WhiteWall also created a 24-print exhibit from winning images of the “Your New York Minute” photo contest sponsored by PhotoPlus Expo. The contest was open to all photographers and consumers who had a great photo they took in any of the five boroughs comprising New York City. In addition to the 24 prints representing contest winners and honorable mentions, WhiteWall created a large, 40×60-inch photo mosaic under acrylic glass. The mosaic, which incorporates every photo entered in the contest, was the centrepiece of the exhibit during the annual PhotoPlus Expo Conference + Expo from October 20-22.
“It was really interesting to see the diverse perspectives photographers had on New York and the quality and creativity that went into producing them. We are especially proud of the large photo mosaic we produced under acrylic glass, WhiteWall’s signature product,” said Holger Lendner, CEO of WhiteWall. “The fact that the mosaic was created using every photo entered into the contest gives everyone a level of involvement in the exhibit, which is fantastic.”
The impressive photo mosaic was printed on Fuji Crystal DP II glossy paper and is sealed under acrylic glass. The source image used to create the mosaic was taken by photographer and contest entrant, Tony James. The photo of lower Manhattan clearly shows the new Freedom Tower in all its glory.

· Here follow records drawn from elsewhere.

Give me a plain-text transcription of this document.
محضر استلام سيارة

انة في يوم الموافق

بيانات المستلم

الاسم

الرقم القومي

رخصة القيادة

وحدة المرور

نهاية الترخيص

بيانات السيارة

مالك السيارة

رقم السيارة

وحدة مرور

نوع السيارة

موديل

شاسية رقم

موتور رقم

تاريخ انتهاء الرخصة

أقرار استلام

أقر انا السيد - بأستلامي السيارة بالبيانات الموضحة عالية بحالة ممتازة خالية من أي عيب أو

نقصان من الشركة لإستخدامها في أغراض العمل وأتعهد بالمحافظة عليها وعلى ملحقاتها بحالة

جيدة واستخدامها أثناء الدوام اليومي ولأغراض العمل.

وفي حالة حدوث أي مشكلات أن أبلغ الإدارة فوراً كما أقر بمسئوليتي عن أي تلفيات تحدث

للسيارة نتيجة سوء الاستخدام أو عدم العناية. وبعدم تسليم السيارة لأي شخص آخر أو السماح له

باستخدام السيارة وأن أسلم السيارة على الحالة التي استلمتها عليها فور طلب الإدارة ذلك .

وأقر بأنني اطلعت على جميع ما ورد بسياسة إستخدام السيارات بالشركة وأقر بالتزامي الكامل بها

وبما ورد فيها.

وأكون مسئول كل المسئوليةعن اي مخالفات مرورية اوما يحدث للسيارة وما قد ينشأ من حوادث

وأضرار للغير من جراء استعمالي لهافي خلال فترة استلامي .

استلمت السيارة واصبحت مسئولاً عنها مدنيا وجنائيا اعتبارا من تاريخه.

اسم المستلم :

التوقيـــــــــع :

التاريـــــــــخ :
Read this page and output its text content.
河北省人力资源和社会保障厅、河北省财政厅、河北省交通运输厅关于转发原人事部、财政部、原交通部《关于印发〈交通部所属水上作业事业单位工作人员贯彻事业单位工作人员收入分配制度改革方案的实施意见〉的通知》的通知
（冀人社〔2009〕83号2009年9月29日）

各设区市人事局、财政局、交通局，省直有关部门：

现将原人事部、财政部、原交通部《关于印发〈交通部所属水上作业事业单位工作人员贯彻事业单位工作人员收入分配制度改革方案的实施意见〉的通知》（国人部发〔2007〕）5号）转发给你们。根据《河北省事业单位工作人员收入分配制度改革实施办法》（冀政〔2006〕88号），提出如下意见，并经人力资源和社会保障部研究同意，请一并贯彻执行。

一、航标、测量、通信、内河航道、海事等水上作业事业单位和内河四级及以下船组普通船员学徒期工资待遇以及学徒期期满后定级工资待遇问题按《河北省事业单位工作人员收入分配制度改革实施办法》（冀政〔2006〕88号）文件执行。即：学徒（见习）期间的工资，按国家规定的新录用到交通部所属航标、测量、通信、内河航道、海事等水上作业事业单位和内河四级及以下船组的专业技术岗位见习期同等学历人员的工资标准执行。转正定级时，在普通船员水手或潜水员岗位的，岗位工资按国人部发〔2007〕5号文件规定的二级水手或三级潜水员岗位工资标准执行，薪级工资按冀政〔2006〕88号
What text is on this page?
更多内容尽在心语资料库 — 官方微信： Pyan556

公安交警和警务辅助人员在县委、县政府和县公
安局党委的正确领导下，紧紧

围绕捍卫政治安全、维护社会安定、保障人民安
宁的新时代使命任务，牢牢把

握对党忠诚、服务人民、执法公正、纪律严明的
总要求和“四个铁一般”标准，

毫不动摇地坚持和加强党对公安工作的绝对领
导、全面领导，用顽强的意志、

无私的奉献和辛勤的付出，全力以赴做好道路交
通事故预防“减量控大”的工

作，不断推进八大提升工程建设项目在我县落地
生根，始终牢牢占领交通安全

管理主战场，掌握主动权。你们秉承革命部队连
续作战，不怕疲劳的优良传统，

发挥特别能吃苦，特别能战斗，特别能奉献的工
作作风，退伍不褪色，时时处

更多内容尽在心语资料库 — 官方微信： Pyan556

WhiteWall first came to our attention during Photoville 2016. Barnstorming the Moon, a collection of images never before printed or shown, offered a unique perspective of the Moon captured with NASA’s Lunar Reconnaissance Orbiter Camera (LROC).
WhiteWall joined with Mark Robinson, a professor at ASU‘s School of Earth and Space Exploration and a Principal Investigator for the imaging system on the Lunar Reconnaissance Orbiter, to create the exhibit which featured direct prints on aluminum-dibond that provide an added sense of dimension to the photographs. Two of the images were round prints of the nearside and the farside of the Moon with such incredible detail like nothing we have seen before. And I have to admit, I was stunned by the clarity of the orbital camera and the printing techniques.
I can’t wait to see the results of my own images with their techniques. They have set a new standard.